Under the old format, students seeking a minor in Rhetoric had to complete a total of 18 credit hours. The four required courses for the minor were: Rhetoric 102 (Principles and Practice of Good Writing), Rhetoric 210 (Public Speaking, Rhetoric 310 (Advanced Public Speaking), and Rhetoric 301 (Creative Nonfiction). For the final six credits, a student had to take two electives: one from either Rhetoric 401, English 380 or Classical Studies 201, and another class of his choice from a wide array of disciplines.
For the new version of the Rhetoric minor, students still have to take Rhetoric 102, Rhetoric 210, Rhetoric 310 and Rhetoric 301. What has changed, however, are the electives. Now, students pursuing a Rhetoric minor must choose from two of the following: Rhetoric 360 (History of Rhetoric), Rhetoric 370 (Rhetoric and Culture) or English 380 (Literary Criticism). RHET 360 and RHET 370 are brand-new courses being offered by the Rhetoric program in place of the now-defunct Rhetoric 401.
“We would like to see students enrolling in [Rhetoric] 360 and 370 this spring, including those who have already completed the old plan,” Dr. Rand said.
The most notable addition to the new Rhetoric minor is the inclusion of a one-credit Capstone course (Rhetoric 481) to be completed during a student’s senior year; a Capstone course is normally not part of a minor course of study.
“We wanted to offer a culminating, senior-level experience in the study of communication. It also gives us a chance to meet and interact with Rhetoric minors more often,” Dr. Rand said.
H-SC students will be gradually introduced to the new plan for the Rhetoric minor. According to Dr.
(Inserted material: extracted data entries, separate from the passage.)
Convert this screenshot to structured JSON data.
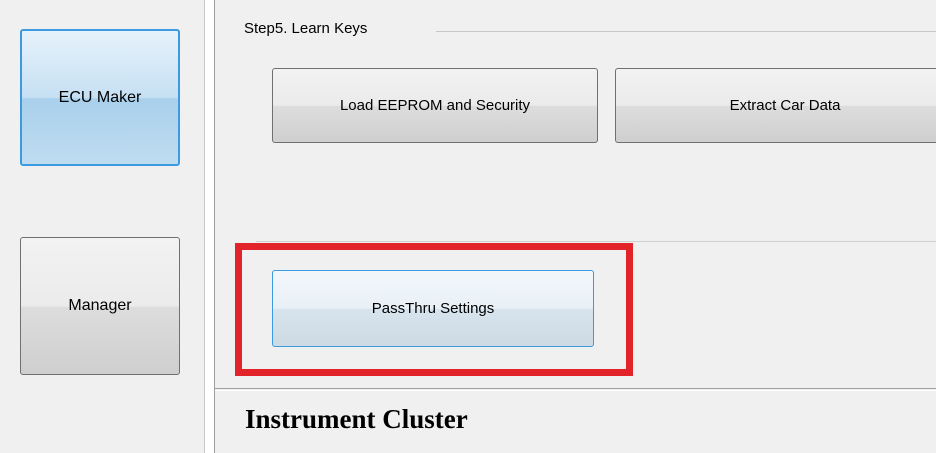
{
  "sidebar": {
    "buttons": [
      {
        "label": "ECU Maker",
        "selected": true
      },
      {
        "label": "Manager",
        "selected": false
      }
    ]
  },
  "step": {
    "title": "Step5. Learn Keys",
    "buttons": [
      {
        "label": "Load EEPROM and Security"
      },
      {
        "label": "Extract Car Data"
      }
    ]
  },
  "settings": {
    "passthru_label": "PassThru Settings"
  },
  "section": {
    "title": "Instrument Cluster"
  },
  "colors": {
    "highlight": "#e3232a",
    "selected_border": "#3c9be0"
  }
}
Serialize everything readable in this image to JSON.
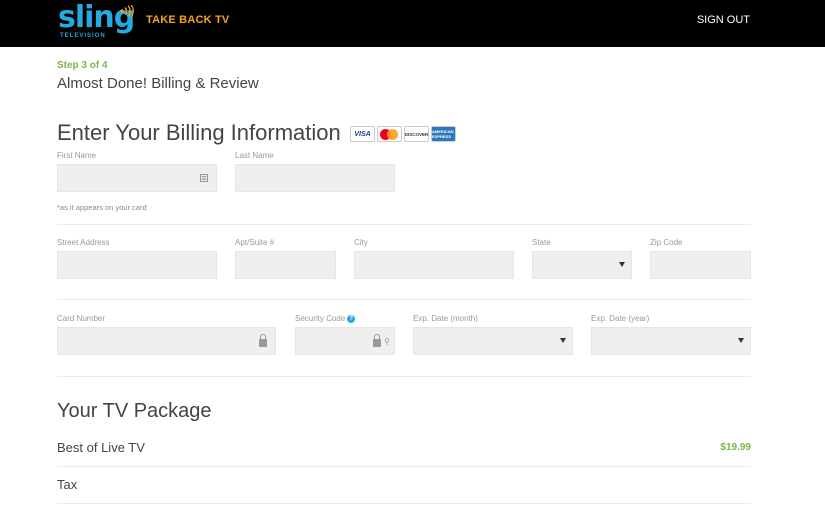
{
  "header": {
    "logo_text": "sling",
    "logo_subtext": "TELEVISION",
    "tagline": "TAKE BACK TV",
    "signout_label": "SIGN OUT",
    "colors": {
      "bar": "#000000",
      "logo": "#27a9e1",
      "tagline": "#f7a21b"
    }
  },
  "step": {
    "label": "Step 3 of 4",
    "title": "Almost Done! Billing & Review"
  },
  "billing": {
    "title": "Enter Your Billing Information",
    "cards": [
      "VISA",
      "MasterCard",
      "DISCOVER",
      "AMERICAN EXPRESS"
    ],
    "first_name_label": "First Name",
    "last_name_label": "Last Name",
    "name_hint": "*as it appears on your card",
    "street_label": "Street Address",
    "apt_label": "Apt/Suite #",
    "city_label": "City",
    "state_label": "State",
    "zip_label": "Zip Code",
    "card_number_label": "Card Number",
    "security_code_label": "Security Code",
    "exp_month_label": "Exp. Date (month)",
    "exp_year_label": "Exp. Date (year)"
  },
  "package": {
    "title": "Your TV Package",
    "rows": [
      {
        "name": "Best of Live TV",
        "price": "$19.99"
      },
      {
        "name": "Tax",
        "price": ""
      }
    ],
    "price_color": "#7ab648"
  },
  "accent": "#7ab648"
}
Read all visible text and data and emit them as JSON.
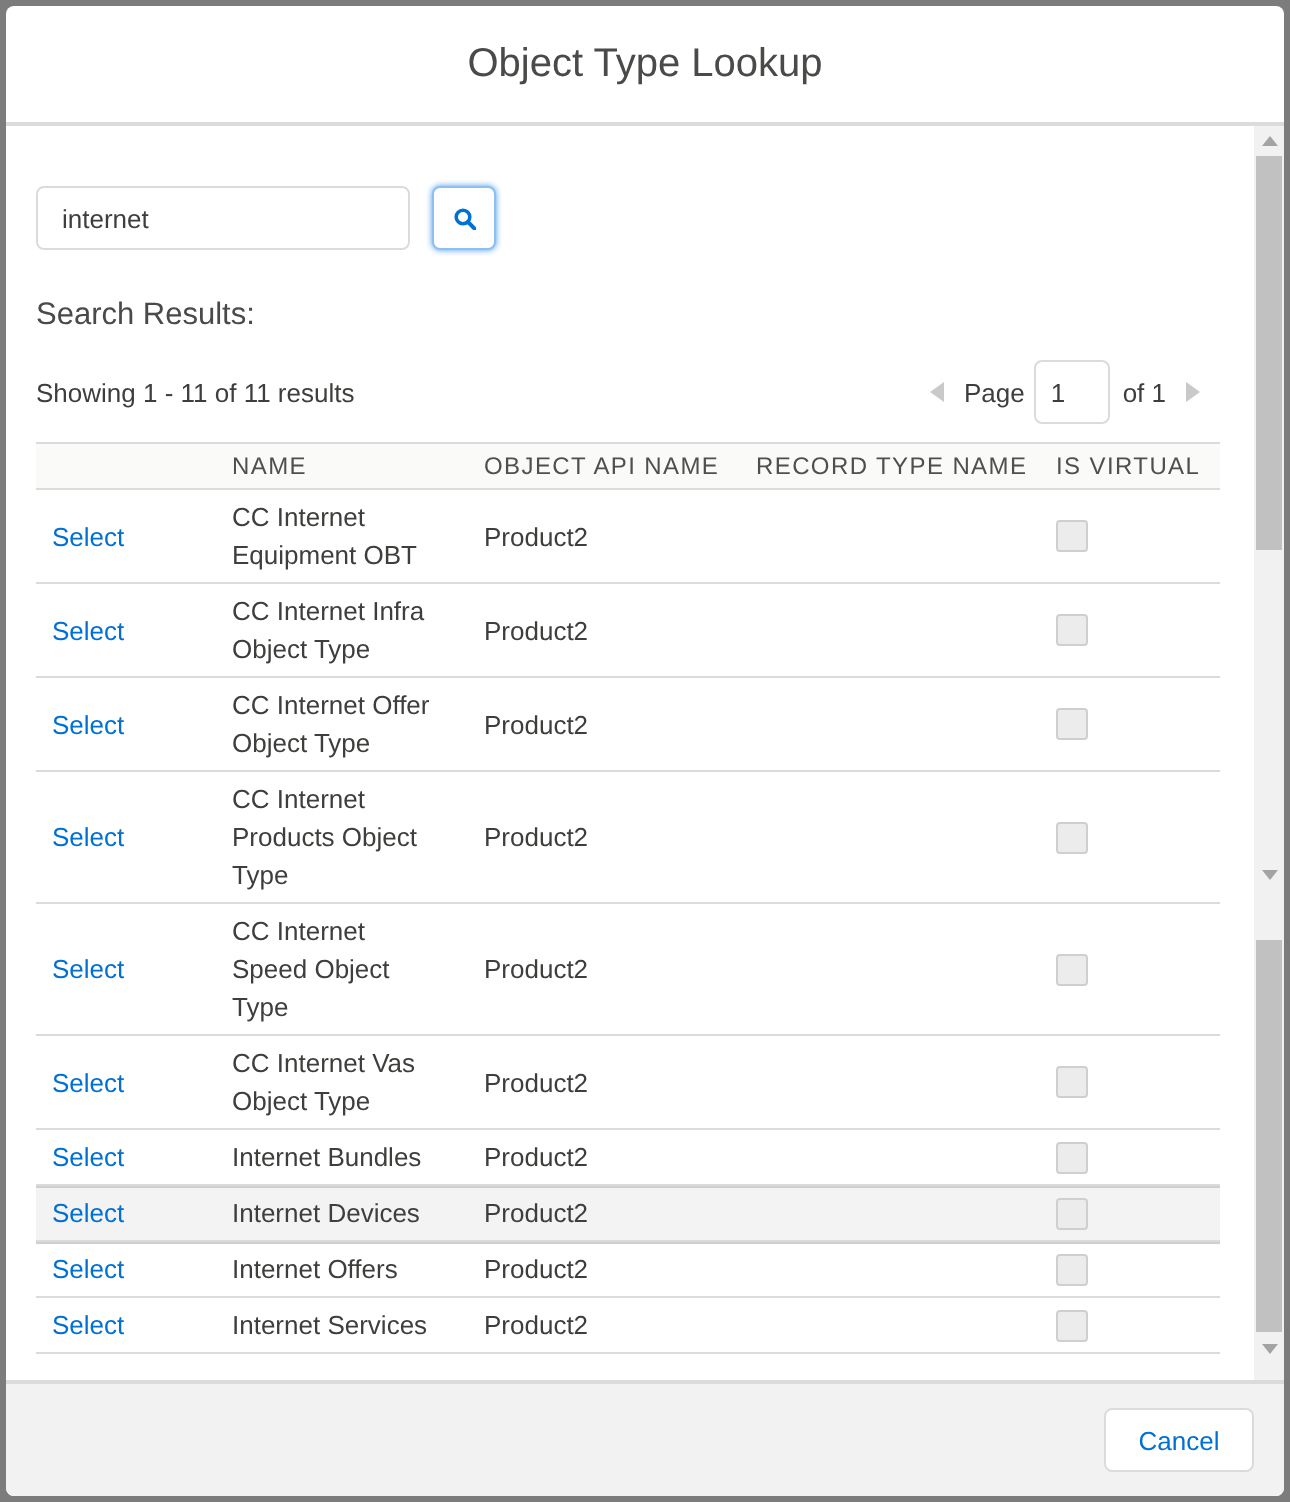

Rand, since current seniors do not have sufficient time to complete the requirements for the new Rhetoric minor, they will be allowed to stick with the old plan. On the other hand, current freshmen looking to be Rhetoric minors have no choice but to follow the new plan. With current sophomores and juniors, the situation gets a little more tricky as they may choose to follow the new plan or stick with the old version.
“We encourage [sophomores and juniors] to follow the new plan because we think it’s a good minor, but when they committed to the Rhetoric minor, they committed to the old plan,” Dr. Rand said.
Scott Markland, a junior minoring in Rhetoric, has already made up his mind as to which version he’ll follow.
“I’m going to stick to the old plan because I have most of the requirements complete for that one, and I still have a lot of my major requirements to worry about,” Markland said.
When asked if the enhancements to the Rhetoric minor could be a step towards turning the program into a full-fledged department, Dr. Rand wasn’t entirely sure.
“I don’t know, but I’d love to see it happen one day. It’s something to think about for the future,” she said.